Yeah. So, in myelofibrosis, I would say it is almost difficult to keep track of how many clinical trials are currently open. So, in 2011, we had ruxolitinib approved, or Jakafi. That was the first JAK inhibitor. Since then, we’ve had two more JAK inhibitors approved, fedratinib (Inrebic) and most recently pacritinib (Vonjo). And we’re currently awaiting the fourth JAK inhibitor to be approved, and that’s called momelotinib.   

And in addition to the JAK inhibitors, there are lots of other clinical trials underway right now that are either alone – a drug by itself or a drug in combination with ruxolitinib.  

So, there are several Phase III studies. And the reason why that’s important is that after Phase III we usually see a drug approval. So, we can expect, hopefully in the next couple of years, to see many more drugs available on the market to treat patients with myelofibrosis. Some of those include agents that block different pathways within a cell. And that includes a drug called parsaclisib. There’s a drug called pelabresib (CPI-0610), which is a BET inhibitor.  

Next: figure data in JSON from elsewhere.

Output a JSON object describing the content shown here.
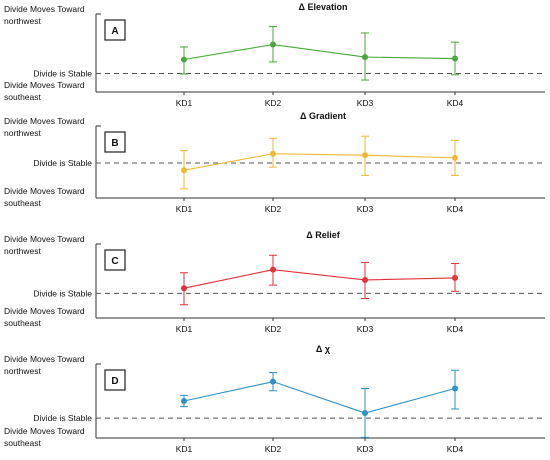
{
  "labels": {
    "northwest_line1": "Divide Moves Toward",
    "northwest_line2": "northwest",
    "stable": "Divide is Stable",
    "southeast_line1": "Divide Moves Toward",
    "southeast_line2": "southeast"
  },
  "chart_data": [
    {
      "type": "line",
      "panel": "A",
      "title": "Δ Elevation",
      "color": "#4aa83a",
      "categories": [
        "KD1",
        "KD2",
        "KD3",
        "KD4"
      ],
      "values": [
        0.58,
        1.2,
        0.68,
        0.62
      ],
      "err_low": [
        -0.02,
        0.48,
        -0.27,
        -0.05
      ],
      "err_high": [
        1.1,
        1.95,
        1.68,
        1.3
      ],
      "stable_level": 0,
      "ylim": [
        -0.6,
        2.3
      ]
    },
    {
      "type": "line",
      "panel": "B",
      "title": "Δ Gradient",
      "color": "#f0b731",
      "categories": [
        "KD1",
        "KD2",
        "KD3",
        "KD4"
      ],
      "values": [
        -0.35,
        0.45,
        0.38,
        0.25
      ],
      "err_low": [
        -1.25,
        -0.2,
        -0.6,
        -0.6
      ],
      "err_high": [
        0.6,
        1.2,
        1.3,
        1.1
      ],
      "stable_level": 0,
      "ylim": [
        -1.5,
        1.6
      ]
    },
    {
      "type": "line",
      "panel": "C",
      "title": "Δ Relief",
      "color": "#e2323a",
      "categories": [
        "KD1",
        "KD2",
        "KD3",
        "KD4"
      ],
      "values": [
        0.25,
        1.15,
        0.65,
        0.75
      ],
      "err_low": [
        -0.55,
        0.4,
        -0.25,
        0.1
      ],
      "err_high": [
        1.0,
        1.85,
        1.5,
        1.45
      ],
      "stable_level": 0,
      "ylim": [
        -1.0,
        2.2
      ]
    },
    {
      "type": "line",
      "panel": "D",
      "title": "Δ χ",
      "color": "#2d8fc8",
      "categories": [
        "KD1",
        "KD2",
        "KD3",
        "KD4"
      ],
      "values": [
        0.75,
        1.6,
        0.22,
        1.3
      ],
      "err_low": [
        0.5,
        1.2,
        -0.85,
        0.4
      ],
      "err_high": [
        1.0,
        2.0,
        1.3,
        2.1
      ],
      "stable_level": 0,
      "ylim": [
        -0.7,
        2.2
      ]
    }
  ]
}
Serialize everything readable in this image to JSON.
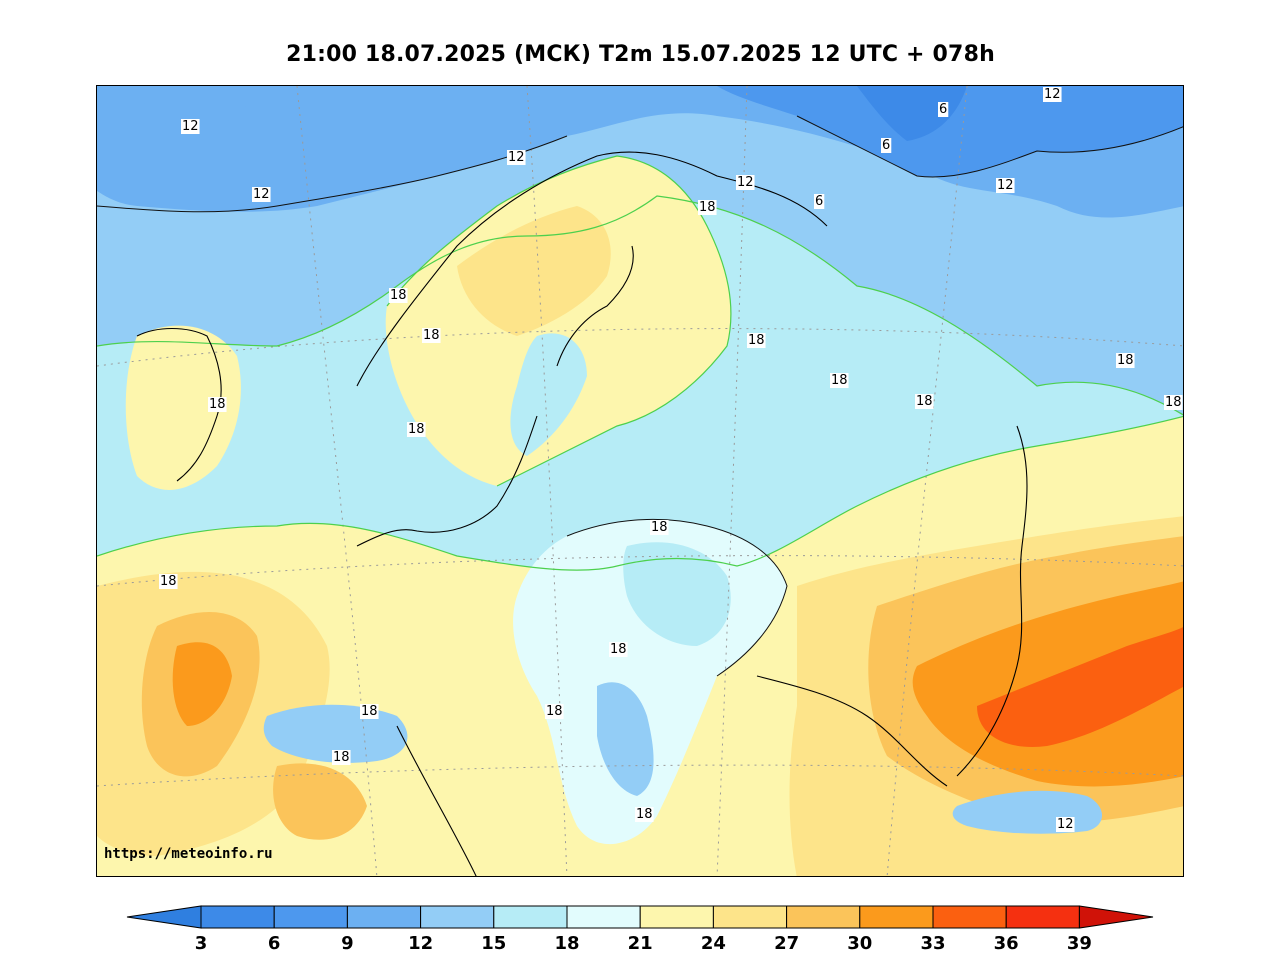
{
  "title": "21:00 18.07.2025 (МСК) T2m 15.07.2025 12 UTC + 078h",
  "credit": "https://meteoinfo.ru",
  "colorbar": {
    "ticks": [
      "3",
      "6",
      "9",
      "12",
      "15",
      "18",
      "21",
      "24",
      "27",
      "30",
      "33",
      "36",
      "39"
    ],
    "colors": [
      "#2f7fe0",
      "#3d8ae8",
      "#4d98ee",
      "#6cb0f2",
      "#93cdf6",
      "#b6ecf6",
      "#e2fcfd",
      "#fdf6ad",
      "#fde48a",
      "#fbc45a",
      "#fb9a1c",
      "#fb6010",
      "#f53010",
      "#d01208"
    ]
  },
  "contour_labels": [
    "12",
    "12",
    "12",
    "12",
    "12",
    "12",
    "12",
    "6",
    "6",
    "6",
    "18",
    "18",
    "18",
    "18",
    "18",
    "18",
    "18",
    "18",
    "18",
    "18",
    "18",
    "18",
    "18",
    "18",
    "18",
    "18",
    "18"
  ]
}
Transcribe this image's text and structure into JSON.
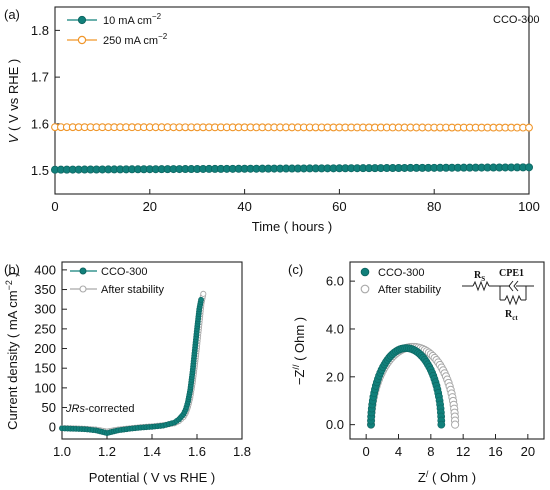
{
  "colors": {
    "teal": "#11807b",
    "orange": "#f0962a",
    "gray": "#a9a9a9",
    "axis": "#222222"
  },
  "chart_data": [
    {
      "panel": "(a)",
      "type": "scatter",
      "annotation": "CCO-300",
      "xlabel": "Time ( hours )",
      "ylabel_italic": "V",
      "ylabel_rest": " ( V vs RHE )",
      "xlim": [
        0,
        100
      ],
      "ylim": [
        1.45,
        1.85
      ],
      "xticks": [
        0,
        20,
        40,
        60,
        80,
        100
      ],
      "yticks": [
        1.5,
        1.6,
        1.7,
        1.8
      ],
      "legend_position": "top-left",
      "series": [
        {
          "name": "10 mA cm",
          "name_sup": "−2",
          "color": "teal",
          "marker": "filled-circle",
          "x_start": 0,
          "x_end": 100,
          "x_step": 1.25,
          "y_start": 1.502,
          "y_end": 1.507
        },
        {
          "name": "250 mA cm",
          "name_sup": "−2",
          "color": "orange",
          "marker": "open-circle",
          "x_start": 0,
          "x_end": 100,
          "x_step": 1.25,
          "y_start": 1.593,
          "y_end": 1.592
        }
      ]
    },
    {
      "panel": "(b)",
      "type": "line",
      "xlabel": "Potential ( V vs RHE )",
      "ylabel": "Current density  ( mA cm",
      "ylabel_sup": "−2",
      "ylabel_end": " )",
      "annotation_italic": "JRs",
      "annotation_rest": "-corrected",
      "xlim": [
        1.0,
        1.8
      ],
      "ylim": [
        -30,
        420
      ],
      "xticks": [
        1.0,
        1.2,
        1.4,
        1.6,
        1.8
      ],
      "yticks": [
        0,
        50,
        100,
        150,
        200,
        250,
        300,
        350,
        400
      ],
      "legend_position": "top-left",
      "series": [
        {
          "name": "CCO-300",
          "color": "teal",
          "marker": "filled-circle-dense",
          "x": [
            1.0,
            1.05,
            1.1,
            1.15,
            1.18,
            1.2,
            1.22,
            1.25,
            1.3,
            1.35,
            1.4,
            1.45,
            1.5,
            1.52,
            1.54,
            1.55,
            1.56,
            1.57,
            1.58,
            1.59,
            1.6,
            1.61,
            1.62
          ],
          "y": [
            -3,
            -4,
            -5,
            -8,
            -12,
            -15,
            -12,
            -8,
            -4,
            -1,
            1,
            4,
            12,
            20,
            33,
            45,
            65,
            95,
            140,
            195,
            250,
            300,
            330
          ]
        },
        {
          "name": "After stability",
          "color": "gray",
          "marker": "open-circle-dense",
          "x": [
            1.0,
            1.05,
            1.1,
            1.15,
            1.18,
            1.2,
            1.22,
            1.25,
            1.3,
            1.35,
            1.4,
            1.45,
            1.5,
            1.52,
            1.54,
            1.55,
            1.56,
            1.57,
            1.58,
            1.59,
            1.6,
            1.61,
            1.62,
            1.63
          ],
          "y": [
            -2,
            -3,
            -4,
            -6,
            -9,
            -11,
            -9,
            -6,
            -3,
            0,
            2,
            5,
            10,
            16,
            26,
            36,
            52,
            75,
            110,
            155,
            205,
            260,
            315,
            345
          ]
        }
      ]
    },
    {
      "panel": "(c)",
      "type": "scatter",
      "xlabel": "Z",
      "xlabel_sup": "/",
      "xlabel_end": " ( Ohm )",
      "ylabel": "−Z",
      "ylabel_sup": "//",
      "ylabel_end": " ( Ohm )",
      "xlim": [
        -2,
        22
      ],
      "ylim": [
        -0.6,
        6.8
      ],
      "xticks": [
        0,
        4,
        8,
        12,
        16,
        20
      ],
      "yticks": [
        0.0,
        2.0,
        4.0,
        6.0
      ],
      "legend_position": "top-left",
      "circuit": {
        "r1": "R",
        "r1_sub": "S",
        "cpe": "CPE1",
        "r2": "R",
        "r2_sub": "ct"
      },
      "series": [
        {
          "name": "CCO-300",
          "color": "teal",
          "marker": "filled-circle",
          "arc_start": 0.6,
          "arc_end": 9.3,
          "arc_peak": 3.2,
          "count": 60
        },
        {
          "name": "After stability",
          "color": "gray",
          "marker": "open-circle",
          "arc_start": 0.6,
          "arc_end": 11.0,
          "arc_peak": 3.25,
          "count": 62
        }
      ]
    }
  ]
}
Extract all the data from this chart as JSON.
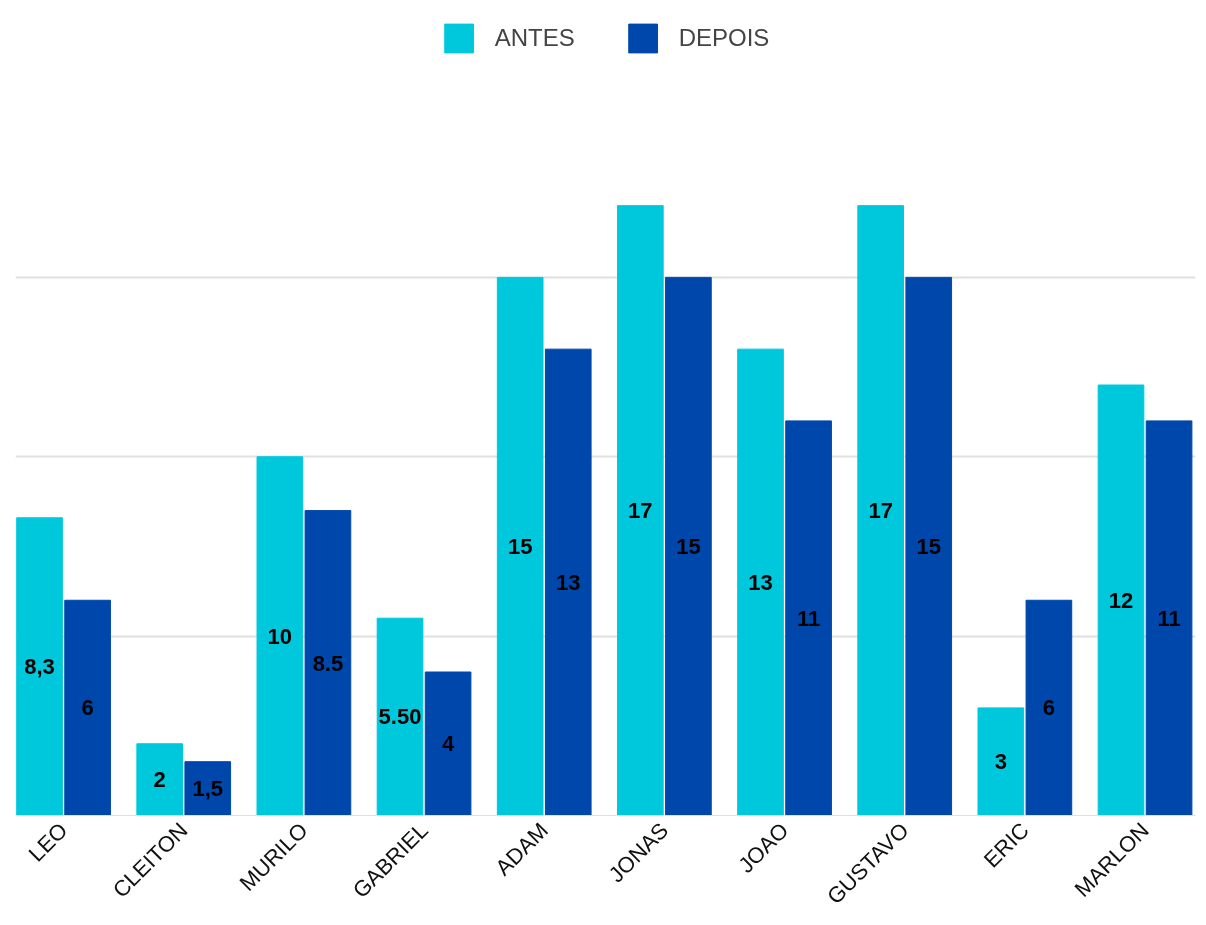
{
  "chart_data": {
    "type": "bar",
    "categories": [
      "LEO",
      "CLEITON",
      "MURILO",
      "GABRIEL",
      "ADAM",
      "JONAS",
      "JOAO",
      "GUSTAVO",
      "ERIC",
      "MARLON"
    ],
    "series": [
      {
        "name": "ANTES",
        "color": "#00c8dc",
        "values": [
          8.3,
          2,
          10,
          5.5,
          15,
          17,
          13,
          17,
          3,
          12
        ],
        "value_labels": [
          "8,3",
          "2",
          "10",
          "5.50",
          "15",
          "17",
          "13",
          "17",
          "3",
          "12"
        ]
      },
      {
        "name": "DEPOIS",
        "color": "#0047ab",
        "values": [
          6,
          1.5,
          8.5,
          4,
          13,
          15,
          11,
          15,
          6,
          11
        ],
        "value_labels": [
          "6",
          "1,5",
          "8.5",
          "4",
          "13",
          "15",
          "11",
          "15",
          "6",
          "11"
        ]
      }
    ],
    "yticks": [
      {
        "value": 0,
        "label": null
      },
      {
        "value": 5,
        "label": null
      },
      {
        "value": 10,
        "label": null
      },
      {
        "value": 15,
        "label": null
      }
    ],
    "tick_labels": "x",
    "grid": "y",
    "legend": "top"
  }
}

There’s another drug called navitoclax (ABT-263), which is a cousin of venetoclax (Venclexta), which is a drug that we’ve been using a lot in leukemia. So, there’s lots of different drugs that are being used in combination with ruxolitinib. There’s also a drug called luspatercept (Reblozyl) that’s also been approved for myelodysplastic syndromes. And I suspect that that’ll be approved as well to help patients with anemia. So, really, there’s lots of drugs that are being studied right now. And I think the question that we’re all asking is, well, how are we going to use all of these different drugs? So, I look forward to seeing the results of those studies.  

Katherine:

Mm-hmm. Will some drugs work better for some patients and others not? 

Dr. Hobbs:

That is such a good question. And so, what I’m hoping to see is exactly that. I’m hoping to see that for patients, for example, with anemia, perhaps we’re going to be using luspatercept and momelotinib. Perhaps we’re going to see that patients with certain mutations may respond better to certain medications like the BET inhibitors or navitoclax or the PI3 kinase inhibitor, parsaclisib. But as of now, we don’t have enough information.  

We haven’t seen enough results of these studies to start to be able to know, you know, what is the patient that’s going to do better with two drugs versus one drug? And so, I think that over the next couple of years we’re going to start to have answers to those questions.